Although you can't make a sphere from a plane, there are map projections that tessellate "naturally" (and place the tricky singular points in the ocean where people tend not to notice them). You can't, for topological reasons, avoid the points at the corners, but this kind of map does avoid some of the problems of mirroring and is continuous except at those corner points.
Most well known is the "Peirce quincuncial" projection. Wikipedia has an image showing the projection
Image by Strebe - Own work, CC BY-SA 3.0
What you want to do is not possible because there is no flat sphere. That is, there is no way to put a metric on a topological sphere such that the curvature is everywhere zero. This can be shown using the Gauss-Bonnet theorem: the global curvature (by which I mean the integral of the curvature on the whole sphere) is equal to ($2\pi$ times) the Euler characteristic, which for a sphere is $2$ (and not $0$).
On the other hand, it is very well-known to gamers that there are flat tori: you just teleport on the other side when you hit a wall. This is illustrated by the fact that the Euler characteristic of a torus is $0$, so there can be a flat metric on a torus (and indeed you can define one by expressing the torus as a quotient of the plane).
A mathematical model
Assume you managed to trick the player into thinking they are on a sphere while they are really walking on an infinite plane. What would the world have to look like?

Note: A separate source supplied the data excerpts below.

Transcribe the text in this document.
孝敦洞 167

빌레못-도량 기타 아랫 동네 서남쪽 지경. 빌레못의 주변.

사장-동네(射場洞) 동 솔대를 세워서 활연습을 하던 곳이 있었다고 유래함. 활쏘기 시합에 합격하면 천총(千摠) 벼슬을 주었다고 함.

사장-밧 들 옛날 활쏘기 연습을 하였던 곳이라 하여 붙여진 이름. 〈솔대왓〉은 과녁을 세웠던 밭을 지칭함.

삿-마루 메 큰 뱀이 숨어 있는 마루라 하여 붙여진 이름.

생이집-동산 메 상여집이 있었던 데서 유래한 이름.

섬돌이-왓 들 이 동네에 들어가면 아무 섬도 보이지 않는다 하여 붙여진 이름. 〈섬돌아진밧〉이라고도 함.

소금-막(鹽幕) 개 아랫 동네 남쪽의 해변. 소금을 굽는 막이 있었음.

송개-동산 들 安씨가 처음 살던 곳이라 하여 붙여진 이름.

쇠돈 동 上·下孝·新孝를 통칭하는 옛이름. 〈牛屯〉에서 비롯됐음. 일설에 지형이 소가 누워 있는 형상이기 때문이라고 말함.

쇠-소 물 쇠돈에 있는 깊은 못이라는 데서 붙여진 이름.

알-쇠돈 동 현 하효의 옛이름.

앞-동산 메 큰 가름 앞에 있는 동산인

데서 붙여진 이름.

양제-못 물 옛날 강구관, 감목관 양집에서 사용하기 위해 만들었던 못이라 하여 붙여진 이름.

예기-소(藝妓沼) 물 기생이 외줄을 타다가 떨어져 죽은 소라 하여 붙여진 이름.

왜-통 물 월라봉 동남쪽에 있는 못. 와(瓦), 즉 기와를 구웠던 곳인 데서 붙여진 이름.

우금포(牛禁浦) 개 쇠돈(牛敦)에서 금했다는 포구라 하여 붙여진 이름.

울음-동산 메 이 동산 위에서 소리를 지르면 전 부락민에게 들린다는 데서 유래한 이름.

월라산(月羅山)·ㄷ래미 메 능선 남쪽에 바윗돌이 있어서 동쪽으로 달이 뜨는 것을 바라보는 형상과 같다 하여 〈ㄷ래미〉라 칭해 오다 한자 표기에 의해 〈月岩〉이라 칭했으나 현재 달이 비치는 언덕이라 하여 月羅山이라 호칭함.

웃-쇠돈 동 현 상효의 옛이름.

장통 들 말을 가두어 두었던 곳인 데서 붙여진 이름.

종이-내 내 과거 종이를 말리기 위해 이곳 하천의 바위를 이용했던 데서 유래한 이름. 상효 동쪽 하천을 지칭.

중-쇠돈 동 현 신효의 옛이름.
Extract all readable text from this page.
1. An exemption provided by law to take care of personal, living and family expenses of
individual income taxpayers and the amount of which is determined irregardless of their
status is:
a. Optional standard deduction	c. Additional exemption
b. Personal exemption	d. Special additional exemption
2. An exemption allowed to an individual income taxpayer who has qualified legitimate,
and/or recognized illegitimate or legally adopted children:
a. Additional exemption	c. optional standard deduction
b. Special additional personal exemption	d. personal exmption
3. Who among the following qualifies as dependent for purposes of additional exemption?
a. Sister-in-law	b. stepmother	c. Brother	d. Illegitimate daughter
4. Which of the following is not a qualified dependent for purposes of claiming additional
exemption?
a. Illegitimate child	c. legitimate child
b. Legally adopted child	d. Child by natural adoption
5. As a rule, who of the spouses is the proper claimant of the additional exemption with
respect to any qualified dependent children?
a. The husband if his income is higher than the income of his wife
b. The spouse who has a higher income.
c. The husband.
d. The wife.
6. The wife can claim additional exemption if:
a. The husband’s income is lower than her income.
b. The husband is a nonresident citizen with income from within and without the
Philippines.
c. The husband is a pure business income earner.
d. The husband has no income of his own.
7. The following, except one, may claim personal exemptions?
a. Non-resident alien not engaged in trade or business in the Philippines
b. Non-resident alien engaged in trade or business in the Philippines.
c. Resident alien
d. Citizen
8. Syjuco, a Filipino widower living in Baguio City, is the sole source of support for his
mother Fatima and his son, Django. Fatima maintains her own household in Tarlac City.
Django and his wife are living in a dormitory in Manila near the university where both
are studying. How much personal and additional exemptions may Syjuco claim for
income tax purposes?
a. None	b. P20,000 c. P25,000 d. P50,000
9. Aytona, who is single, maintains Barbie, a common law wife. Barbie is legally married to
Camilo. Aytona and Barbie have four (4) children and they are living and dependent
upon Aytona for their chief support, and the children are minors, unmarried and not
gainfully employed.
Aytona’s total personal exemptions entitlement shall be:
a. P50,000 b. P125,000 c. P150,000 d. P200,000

First of all, whenever the player is standing at some point $x$ on the flat world, they are deceived to think they really are at some point $i(x)$ on the imaginary spherical world. In other words, the player's imagination creates a mapping $i : \mathbb{R}^2 \to S^2$.
The assumption
As another answer points out, it is impossible for $i$ to be a local isometry because of the difference in curvatures of the plane and the sphere. Another easy argument is that on the sphere there is a triangle with three right angles, while on the plane clearly there is not. But we can relax our expectations and only demand that $i$ be a rough local isometry. What do I mean by that?
Our player is just a human and as such, they can't really distinguish between $1$ meter and $99$ centimeters, they also can't see very far away. Thus we assume that for each sufficiently close points $x, y \in \mathbb{R}^2$ the following equality up to a small margin $\varepsilon$ between distances on the plane and on the sphere holds: $$(1-\varepsilon) \cdot d_{\mathbb{R}^2}(x, y) \leqslant d_{S^2} \big( i(x), i(y) \big) \leqslant (1+\varepsilon) \cdot d_{\mathbb{R}^2}(x, y).$$
A solution
It can be proven (though it's quite technical) that under this assumption $e : \mathbb{R}^2 \to S^2$ must be a covering map. But $S^2$ is simply connected, so it follows that $\mathbb{R}^2$ is homeomorphic to $S^2$, which is a contradiction. Hence a function with the properties stated above does not exist.
Which means what you are trying to do - is impossible.